Liputan6.com, Jakarta - PT Tiphone Mobile Indonesia Tbk (TELE) menyandang status pailit sejak September 2020 karena proses gugatan penundaan kewajiban pembayaran utang oleh PT Bank Ganesha Tbk tak menemukan titik terang. Hal ini tentu saja menyeret PT Telkom Indonesia (Persero) Tbk karena memiliki 24 persen saham TELE melalui anak usahanya PT PINS Indonesia.
Melihat hal ini, Bursa Efek Indonesia (BEI) meminta penjelasan kepada Telkom Indonesia tersebut. Bila 2019 nilai investasi TELE berada di Rp1,17 triliun, angka tersebut merosot menjadi Rp485 miliar pada 2020 dan menjadi nihil saat ini.
Baca Juga
"Perseroan menjadikan harga pasar saham TELE sebagai acuan utama dalam menghitung pencatatan nilai wajar investasi tahun 2019. Informasi ini sudah tercantum dalam Catatan 8 Laporan Keuangan Audited tahun buku 2019. Adapun untuk tahun 2020 management mengakui penurunan nilai penuh sebagai dampak persaingan pasar," tulis penjelasan Telkom Indonesia, ditulis Kamis (5/8/2021).
Advertisement
Dalam penjelasan tersebut, Telkom Indonesia juga menegaskan bila pihaknya telah mengetahui ada masalah pada TELE sejak 2019. Hal ini terlihat saat pelaksanaan audit konsolidasi TelkomGroup tahun buku 2019.

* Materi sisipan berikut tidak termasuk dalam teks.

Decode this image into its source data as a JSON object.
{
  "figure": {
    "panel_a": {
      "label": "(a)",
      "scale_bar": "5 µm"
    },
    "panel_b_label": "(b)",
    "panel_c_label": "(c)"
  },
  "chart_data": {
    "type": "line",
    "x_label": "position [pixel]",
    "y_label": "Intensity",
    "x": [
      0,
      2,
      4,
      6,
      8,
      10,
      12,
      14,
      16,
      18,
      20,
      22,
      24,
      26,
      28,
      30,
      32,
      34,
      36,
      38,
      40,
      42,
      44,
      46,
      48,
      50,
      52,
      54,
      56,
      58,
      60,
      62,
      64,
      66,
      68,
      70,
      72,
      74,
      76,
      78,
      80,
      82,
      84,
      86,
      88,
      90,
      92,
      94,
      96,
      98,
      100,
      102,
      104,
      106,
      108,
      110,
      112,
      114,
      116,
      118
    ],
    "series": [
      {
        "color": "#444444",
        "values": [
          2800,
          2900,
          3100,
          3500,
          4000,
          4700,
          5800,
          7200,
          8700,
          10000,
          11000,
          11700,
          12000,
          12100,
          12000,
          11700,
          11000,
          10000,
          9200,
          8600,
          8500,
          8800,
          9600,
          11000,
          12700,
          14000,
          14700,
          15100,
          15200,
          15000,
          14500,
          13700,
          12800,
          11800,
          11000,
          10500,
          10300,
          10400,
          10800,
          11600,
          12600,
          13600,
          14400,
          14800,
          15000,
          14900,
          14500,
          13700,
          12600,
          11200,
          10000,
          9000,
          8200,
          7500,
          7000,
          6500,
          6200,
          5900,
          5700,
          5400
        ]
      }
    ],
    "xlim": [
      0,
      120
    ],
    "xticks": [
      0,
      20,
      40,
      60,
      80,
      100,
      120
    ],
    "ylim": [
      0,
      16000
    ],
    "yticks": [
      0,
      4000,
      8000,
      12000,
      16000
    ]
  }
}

"Auditor melihat adanya keraguan substantial tentang kemampuan TELE untuk melanjutkan kelangsungan usahanya antara lain TELE mengalami defisiensi modal dan total liabilitas lancar telah melebihi total aset, TELE gagal bayar atas pokok pinjaman dan/atau bunganya pada saat jatuh tempo, dan adanya tuntutan dari salah satu kreditor TELE atas Penundaan Kewajiban Pembayaran Utang ke Pengadilan Niaga Jakarta Pusat," tulisnya.
* Untuk mengetahui kebenaran informasi yang beredar, silakan WhatsApp ke nomor 0811 9787 670 hanya dengan ketik kata kunci yang diinginkan.
Pertimbangan Bisnis
Pertimbangan bisnis menjadi salah satu pendorong Telkom hingga akhirnya investasi jangka panjang pada TELE. Terlebih pada 2014, perusahaan tersebut merupakan authorized dealer voucher pulsa terbesar di Indonesia dengan coverage yang cukup luas, karena emiliki 98 cabang, 146 outlet, 92 service center dan 180.000 reseller.
"Kinerja dan cakupan bisnis TELE termasuk yang paling sesuai (fit) dengan strategic initiatives TelkomGroup untuk memperkuat Telkomsel. TELE pada saat itu juga termasuk perusahaan publik yang cukup besar dibandingkan perusahaan sejenisnya. Untuk mencapai tujuan di atas sekaligus menurunkan tingkat risiko, Telkom tidak perlu menjadi pemegang saham pengendali atau pemegang saham mayoritas," tulisnya.
Setelah pembelian saham, Telkom mengakui TELE mampu memberikan kontribusi terhadap Telkomsel baik melalui peningkatan penjualan pulsa maupun melalui peningkatan penetrasi smartphone sepanjang 2014-2018.
Di samping itu, jalur distribusi TELE juga mengalami peningkatan, sehingga pada 2018 menjadi salah satu distributor utama dan terbesar Telkomsel.
"Bagi Telkomsel, berkat berbagai langkah yang dilakukan TelkomGroup termasuk investasi pada TELE telah berhasil memantapkan diri sebagai market leader di industrinya sampai sekarang," tulisnya.